According to the University of Nebraska-Lincoln, the first settlers of Osceola, which included the families of Reverend James Query and Vinson Perry Davis, arrived in October 1868. Davis is credited with naming the settlement after a city of the same name in Iowa[3], which had been named after Chief Osceola of the Seminole Tribe. After three years of settlement and disputes over the permanent location, the town itself was organized by frontiersmen William Francis Kimmel and John Hopwood Mickey in the early fall of 1871. It had been decided in an election by a margin of 14 votes, prior to the formation that the "geographic center of the county" was best suited to be the settlement's site. A courthouse was erected the following spring and a general store was founded in May. During the summer, a post office was built, which served as a terminus between the cities of Lincoln and Ulysses. The town's first full year concluded with the establishment of a public school. The following year brought Methodism to the town, and a church for the faith had been completed by 1878. In the succeeding year, Nebraska Wesleyan college was founded in the church, serving 11 students by means of 4 instructors. The school would later move to Fullerton. The Omaha and Republican Valley Railroad, reached the town in 1879 and named a locomotive after the city, however it was ultimately renamed the number "9." Two years following the arrival of the railroad, the settlement was incorporated as a village on August 26, 1881 after accumulating a population of 200 citizens. The city would ultimately reach its peak of 1,200 residents in 1920.[4]
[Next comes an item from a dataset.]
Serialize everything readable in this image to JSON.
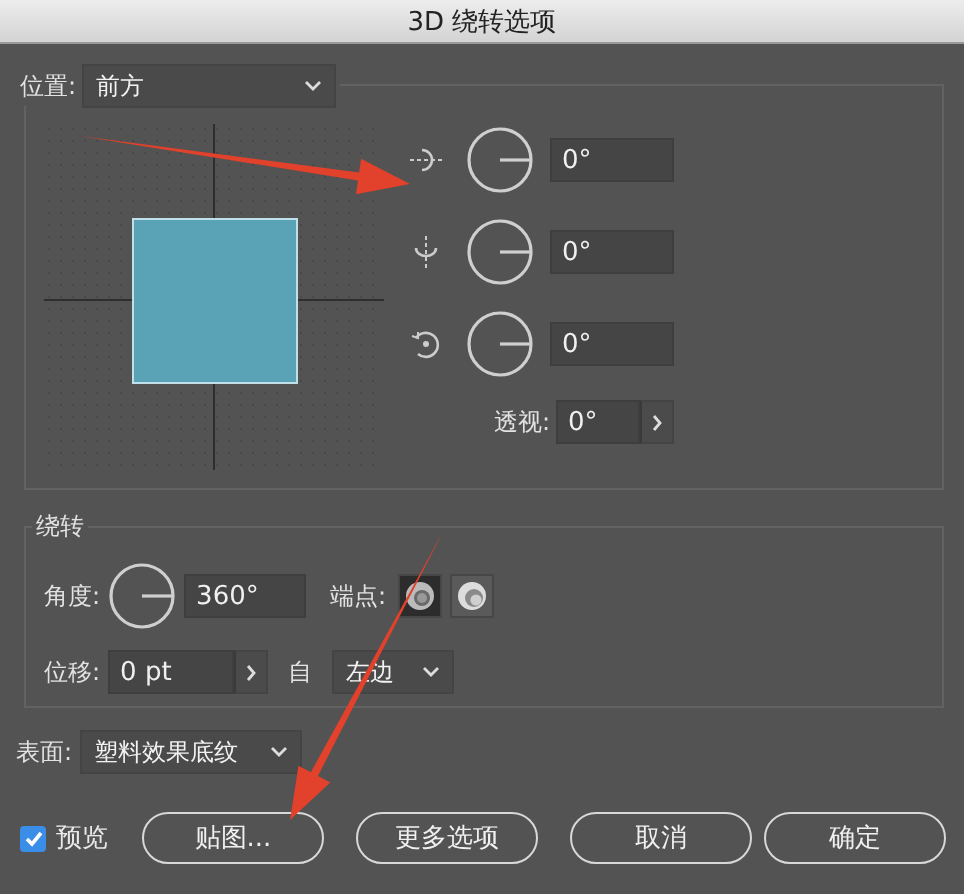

A newspaper titled The Homesteader was established in August 1873. It was renamed the Osceola Record in March 1876, and as of 1995 it is known as the Polk County News. It currently has a circulation of approximately 1,850 subscribers.[5]

The city experienced a drought from 1893-95. During the final stages in 1895, much of the city was burned by a two-hour-long fire that left only two buildings standing.[3]